Oleksandr Belinskyy

Personal information
- Full name: Олександр Валерійович Белінський
- Born: 27 March 1995 (age 31) Kyiv, Ukraine

Sport
- Sport: Skiing

Medal record
Men's snowboarding
Representing Ukraine
Winter Universiade
| Bronze medal – third place | 2017 Almaty | Parallel slalom |
| Bronze medal – third place | 2017 Almaty | Parallel giant slalom |
World Junior Championships
| Silver medal – second place | 2013 Erzurum | Parallel giant slalom |

= Oleksandr Belinskyy =

Ukrainian snowboarder

Oleksandr Valeriyovych Belinskyy (Олександр Валерійович Белінський; born 27 March 1995 in Kyiv) is a Ukrainian snowboarder, specializing in Alpine snowboarding. He's twice 2017 Winter Universiade bronze medalist in parallel slalom and parallel giant slalom events.

==Career==
He debuted competing in international competitions at the 2012 World Junior Snowboarding Championships, held in Sierra Nevada, in parallel giant slalom event, but he didn't receive a medal (6th place).
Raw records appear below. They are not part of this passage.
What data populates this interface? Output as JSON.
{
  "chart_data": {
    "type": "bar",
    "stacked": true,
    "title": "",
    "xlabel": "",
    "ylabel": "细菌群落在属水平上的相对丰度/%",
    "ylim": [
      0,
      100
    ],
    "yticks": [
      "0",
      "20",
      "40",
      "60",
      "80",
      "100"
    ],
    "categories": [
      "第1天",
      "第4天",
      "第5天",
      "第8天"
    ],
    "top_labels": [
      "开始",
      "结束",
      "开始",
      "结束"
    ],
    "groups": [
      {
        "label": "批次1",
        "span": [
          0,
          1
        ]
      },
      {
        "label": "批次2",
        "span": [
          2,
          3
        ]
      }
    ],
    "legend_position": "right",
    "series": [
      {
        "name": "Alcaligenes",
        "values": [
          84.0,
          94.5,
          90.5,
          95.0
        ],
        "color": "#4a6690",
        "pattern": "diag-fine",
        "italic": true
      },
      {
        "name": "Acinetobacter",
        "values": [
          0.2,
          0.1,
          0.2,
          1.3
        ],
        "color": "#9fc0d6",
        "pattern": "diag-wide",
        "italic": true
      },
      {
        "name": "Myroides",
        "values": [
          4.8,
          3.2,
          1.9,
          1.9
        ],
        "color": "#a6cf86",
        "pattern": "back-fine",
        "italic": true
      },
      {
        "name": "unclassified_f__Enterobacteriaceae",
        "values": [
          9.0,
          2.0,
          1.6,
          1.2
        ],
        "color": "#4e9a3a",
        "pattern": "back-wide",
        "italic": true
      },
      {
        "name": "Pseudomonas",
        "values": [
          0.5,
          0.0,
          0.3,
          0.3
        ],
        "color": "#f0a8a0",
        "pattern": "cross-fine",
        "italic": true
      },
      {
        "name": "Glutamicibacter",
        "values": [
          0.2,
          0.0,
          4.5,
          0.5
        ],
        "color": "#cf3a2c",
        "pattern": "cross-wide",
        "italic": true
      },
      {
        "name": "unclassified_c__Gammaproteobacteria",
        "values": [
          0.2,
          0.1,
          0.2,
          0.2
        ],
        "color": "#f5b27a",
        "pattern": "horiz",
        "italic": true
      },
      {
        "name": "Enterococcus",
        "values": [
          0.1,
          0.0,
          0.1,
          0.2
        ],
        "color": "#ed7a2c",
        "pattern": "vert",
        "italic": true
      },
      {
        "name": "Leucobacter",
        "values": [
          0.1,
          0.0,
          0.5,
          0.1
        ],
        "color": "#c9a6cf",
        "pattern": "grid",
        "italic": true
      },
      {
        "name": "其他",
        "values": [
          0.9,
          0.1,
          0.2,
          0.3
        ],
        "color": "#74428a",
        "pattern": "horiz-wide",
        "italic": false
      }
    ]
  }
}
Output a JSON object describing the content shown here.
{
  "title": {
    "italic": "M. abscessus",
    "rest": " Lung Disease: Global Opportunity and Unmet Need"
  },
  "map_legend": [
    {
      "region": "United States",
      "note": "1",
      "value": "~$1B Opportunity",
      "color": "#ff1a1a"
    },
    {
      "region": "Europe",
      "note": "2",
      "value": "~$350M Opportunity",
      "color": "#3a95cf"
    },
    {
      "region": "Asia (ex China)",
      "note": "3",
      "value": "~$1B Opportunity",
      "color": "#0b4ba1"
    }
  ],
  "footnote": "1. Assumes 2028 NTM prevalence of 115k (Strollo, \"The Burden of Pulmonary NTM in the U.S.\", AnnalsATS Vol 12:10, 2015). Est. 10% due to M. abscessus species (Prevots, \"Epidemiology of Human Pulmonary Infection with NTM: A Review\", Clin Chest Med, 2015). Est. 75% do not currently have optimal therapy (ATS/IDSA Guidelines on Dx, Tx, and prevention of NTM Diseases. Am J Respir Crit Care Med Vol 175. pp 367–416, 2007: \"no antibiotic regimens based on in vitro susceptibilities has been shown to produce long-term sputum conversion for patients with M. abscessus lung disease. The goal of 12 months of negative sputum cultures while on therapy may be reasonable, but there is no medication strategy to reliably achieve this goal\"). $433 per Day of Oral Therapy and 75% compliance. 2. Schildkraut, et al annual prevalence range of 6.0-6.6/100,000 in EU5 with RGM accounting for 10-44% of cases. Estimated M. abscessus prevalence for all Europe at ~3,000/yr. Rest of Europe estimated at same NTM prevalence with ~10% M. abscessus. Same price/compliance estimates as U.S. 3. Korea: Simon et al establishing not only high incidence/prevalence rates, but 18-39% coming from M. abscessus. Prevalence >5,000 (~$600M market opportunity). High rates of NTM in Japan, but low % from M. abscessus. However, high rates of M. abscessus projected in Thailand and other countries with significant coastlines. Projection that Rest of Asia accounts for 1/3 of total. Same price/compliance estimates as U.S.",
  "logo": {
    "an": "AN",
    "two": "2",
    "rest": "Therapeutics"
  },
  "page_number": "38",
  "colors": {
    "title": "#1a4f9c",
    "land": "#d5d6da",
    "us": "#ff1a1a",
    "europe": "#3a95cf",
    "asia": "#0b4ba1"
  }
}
At the 2013 World Junior Snowboarding Championships, held in Erzurum, Oleksandr won a silver medal in parallel giant slalom event.

The following years, Oleksandr won a bronze medal in parallel giant slalom event at the 2017 Winter Universiade in Almaty. Later, he received a second bronze medal in parallel slalom event at this Winter Universiade, becoming twice bronze medalist.